Media-stream gate: /ws can't carry a usable Twilio signature, so it's gated by a shared STREAM_TOKEN embedded in the wss URL we hand Twilio. Bad/missing token → socket closed. Set a stable STREAM_TOKEN in .env (openssl rand -base64 24).

Run it as a service (systemd)

A unit is provided: avc-phone.service (runs as your user, Restart=always, ordered after ollama.service). Install (needs sudo — paste these in a ! shell or a terminal):

sudo cp /home/tocmo0nlord/avc-phone/avc-phone.service /etc/systemd/system/
sudo systemctl daemon-reload
sudo systemctl enable --now avc-phone.service
systemctl status avc-phone.service          # check it's running
journalctl -u avc-phone.service -f          # follow logs

Restart after editing .env or practice.py: sudo systemctl restart avc-phone.service. (No-sudo alternative: a systemctl --user unit + loginctl enable-linger tocmo0nlord — ask and I'll convert it.)

Concurrency cap (built in)

MAX_CONCURRENT_CALLS (default 2) bounds simultaneous live calls.

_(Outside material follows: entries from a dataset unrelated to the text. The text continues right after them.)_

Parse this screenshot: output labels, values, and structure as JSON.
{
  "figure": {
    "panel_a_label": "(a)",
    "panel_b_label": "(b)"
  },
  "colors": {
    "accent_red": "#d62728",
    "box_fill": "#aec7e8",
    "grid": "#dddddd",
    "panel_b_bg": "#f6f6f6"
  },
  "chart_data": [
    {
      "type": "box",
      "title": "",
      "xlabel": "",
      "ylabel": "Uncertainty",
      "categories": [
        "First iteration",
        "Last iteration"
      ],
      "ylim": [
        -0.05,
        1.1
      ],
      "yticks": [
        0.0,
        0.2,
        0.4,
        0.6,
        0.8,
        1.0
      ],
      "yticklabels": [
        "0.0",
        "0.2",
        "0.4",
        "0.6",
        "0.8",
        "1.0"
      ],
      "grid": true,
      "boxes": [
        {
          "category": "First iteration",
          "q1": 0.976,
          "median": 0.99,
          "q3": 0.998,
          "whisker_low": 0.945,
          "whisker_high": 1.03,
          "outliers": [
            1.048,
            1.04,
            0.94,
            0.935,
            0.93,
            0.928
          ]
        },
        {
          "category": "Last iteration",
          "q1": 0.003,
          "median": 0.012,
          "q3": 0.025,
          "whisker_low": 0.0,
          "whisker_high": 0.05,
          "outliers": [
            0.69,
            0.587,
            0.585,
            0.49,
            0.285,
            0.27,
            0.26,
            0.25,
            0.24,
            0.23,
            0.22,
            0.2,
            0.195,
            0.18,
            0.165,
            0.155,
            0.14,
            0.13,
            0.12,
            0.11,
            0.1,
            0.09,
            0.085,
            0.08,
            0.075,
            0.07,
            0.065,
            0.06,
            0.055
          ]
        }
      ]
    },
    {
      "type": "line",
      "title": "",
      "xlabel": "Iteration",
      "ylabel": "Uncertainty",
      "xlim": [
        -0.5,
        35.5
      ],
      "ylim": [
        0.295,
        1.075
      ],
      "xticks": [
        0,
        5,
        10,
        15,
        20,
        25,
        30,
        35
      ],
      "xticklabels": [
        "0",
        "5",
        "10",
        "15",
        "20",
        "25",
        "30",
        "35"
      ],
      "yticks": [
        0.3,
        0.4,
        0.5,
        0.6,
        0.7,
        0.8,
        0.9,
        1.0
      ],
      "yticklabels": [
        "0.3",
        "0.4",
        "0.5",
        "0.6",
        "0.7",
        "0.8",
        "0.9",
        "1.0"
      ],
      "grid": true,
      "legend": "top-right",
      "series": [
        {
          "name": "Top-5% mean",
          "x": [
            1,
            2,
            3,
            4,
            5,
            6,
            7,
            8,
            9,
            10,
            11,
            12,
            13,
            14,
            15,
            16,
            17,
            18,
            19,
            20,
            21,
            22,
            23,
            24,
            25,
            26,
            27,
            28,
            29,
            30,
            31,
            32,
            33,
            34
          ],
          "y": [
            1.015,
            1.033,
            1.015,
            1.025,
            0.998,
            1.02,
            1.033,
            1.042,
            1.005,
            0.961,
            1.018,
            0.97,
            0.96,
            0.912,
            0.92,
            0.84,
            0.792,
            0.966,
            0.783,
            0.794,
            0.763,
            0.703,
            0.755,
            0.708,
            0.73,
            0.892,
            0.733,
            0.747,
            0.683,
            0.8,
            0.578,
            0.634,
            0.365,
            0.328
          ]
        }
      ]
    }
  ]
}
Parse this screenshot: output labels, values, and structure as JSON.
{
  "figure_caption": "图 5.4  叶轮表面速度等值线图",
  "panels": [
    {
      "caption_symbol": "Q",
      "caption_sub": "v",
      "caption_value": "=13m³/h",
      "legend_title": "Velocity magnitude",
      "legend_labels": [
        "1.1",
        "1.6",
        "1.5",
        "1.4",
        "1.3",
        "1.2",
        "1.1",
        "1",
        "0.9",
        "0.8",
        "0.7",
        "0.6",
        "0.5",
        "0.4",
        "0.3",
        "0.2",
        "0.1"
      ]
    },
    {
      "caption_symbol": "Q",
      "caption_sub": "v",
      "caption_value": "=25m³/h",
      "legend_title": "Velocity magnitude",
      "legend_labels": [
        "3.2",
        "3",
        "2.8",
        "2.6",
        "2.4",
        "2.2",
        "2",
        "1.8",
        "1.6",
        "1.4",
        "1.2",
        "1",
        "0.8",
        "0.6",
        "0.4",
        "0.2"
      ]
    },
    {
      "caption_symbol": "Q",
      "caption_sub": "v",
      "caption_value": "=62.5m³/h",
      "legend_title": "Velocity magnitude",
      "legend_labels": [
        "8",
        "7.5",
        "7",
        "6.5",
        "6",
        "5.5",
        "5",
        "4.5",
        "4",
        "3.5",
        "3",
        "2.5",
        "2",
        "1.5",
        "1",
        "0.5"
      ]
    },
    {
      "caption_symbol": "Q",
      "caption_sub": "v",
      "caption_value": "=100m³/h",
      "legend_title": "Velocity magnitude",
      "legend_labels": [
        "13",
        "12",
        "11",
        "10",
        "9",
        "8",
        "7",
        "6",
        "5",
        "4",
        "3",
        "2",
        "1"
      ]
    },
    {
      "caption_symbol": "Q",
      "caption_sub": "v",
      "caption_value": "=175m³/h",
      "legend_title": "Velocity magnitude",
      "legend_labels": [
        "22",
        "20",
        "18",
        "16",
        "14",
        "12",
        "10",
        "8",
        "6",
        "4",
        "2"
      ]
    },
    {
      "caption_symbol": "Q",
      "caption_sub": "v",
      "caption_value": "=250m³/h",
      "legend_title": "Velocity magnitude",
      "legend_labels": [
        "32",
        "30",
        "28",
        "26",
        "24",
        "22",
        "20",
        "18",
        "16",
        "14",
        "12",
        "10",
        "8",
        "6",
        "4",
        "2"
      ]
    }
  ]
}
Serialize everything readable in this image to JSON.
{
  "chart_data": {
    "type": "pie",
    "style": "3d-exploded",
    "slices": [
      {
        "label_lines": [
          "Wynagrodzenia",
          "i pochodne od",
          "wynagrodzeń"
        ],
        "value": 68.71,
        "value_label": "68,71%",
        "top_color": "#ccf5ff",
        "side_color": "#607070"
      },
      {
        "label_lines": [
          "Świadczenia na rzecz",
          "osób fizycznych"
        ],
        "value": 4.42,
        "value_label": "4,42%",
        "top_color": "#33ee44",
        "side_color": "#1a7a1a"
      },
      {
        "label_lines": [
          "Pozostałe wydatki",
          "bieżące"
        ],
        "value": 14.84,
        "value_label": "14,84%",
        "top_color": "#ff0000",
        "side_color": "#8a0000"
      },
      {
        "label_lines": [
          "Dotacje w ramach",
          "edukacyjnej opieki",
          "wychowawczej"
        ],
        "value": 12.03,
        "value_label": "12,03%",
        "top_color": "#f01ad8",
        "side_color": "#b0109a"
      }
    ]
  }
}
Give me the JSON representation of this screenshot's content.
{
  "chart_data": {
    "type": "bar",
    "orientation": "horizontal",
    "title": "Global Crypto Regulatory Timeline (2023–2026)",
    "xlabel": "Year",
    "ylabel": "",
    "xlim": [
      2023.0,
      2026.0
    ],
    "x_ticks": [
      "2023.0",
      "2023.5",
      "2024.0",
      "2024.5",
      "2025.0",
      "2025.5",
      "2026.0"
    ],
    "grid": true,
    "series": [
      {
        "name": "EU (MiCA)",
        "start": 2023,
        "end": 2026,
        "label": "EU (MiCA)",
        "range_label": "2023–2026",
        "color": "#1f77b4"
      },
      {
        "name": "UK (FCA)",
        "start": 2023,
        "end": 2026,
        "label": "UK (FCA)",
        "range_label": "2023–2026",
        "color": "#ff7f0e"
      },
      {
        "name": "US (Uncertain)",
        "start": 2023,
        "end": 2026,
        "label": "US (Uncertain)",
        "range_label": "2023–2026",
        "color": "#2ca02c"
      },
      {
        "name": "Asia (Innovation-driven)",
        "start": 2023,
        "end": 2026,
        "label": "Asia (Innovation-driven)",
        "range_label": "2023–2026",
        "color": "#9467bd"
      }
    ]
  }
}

The count tracks active /ws pipelines (the real GPU consumers); when full, /voice speaks BUSY_MESSAGE and hangs up before any GPU work, so in-progress calls are never degraded. A hard reservation at /ws covers the rare race. /health reports active_calls/max_calls for monitoring. Tune the cap to your GPU headroom.

Known limits / next steps

Per-call Whisper load: each call currently constructs its own Whisper model on the GPU. Fine within the cap; a future optimization is sharing one warm Whisper instance across calls to cut memory + first-utterance latency.
Latency: first call after start pays one-time model loads (Whisper/Kokoro/Ollama). Keep the process warm. Tune WHISPER_MODEL=tiny if you need faster STT.
Function-calling reliability: activeblue-avc is an 8B fine-tune; tool-calling may need prompt tuning. If it's flaky, we can fall back to a deterministic slot-filling flow for appointment capture.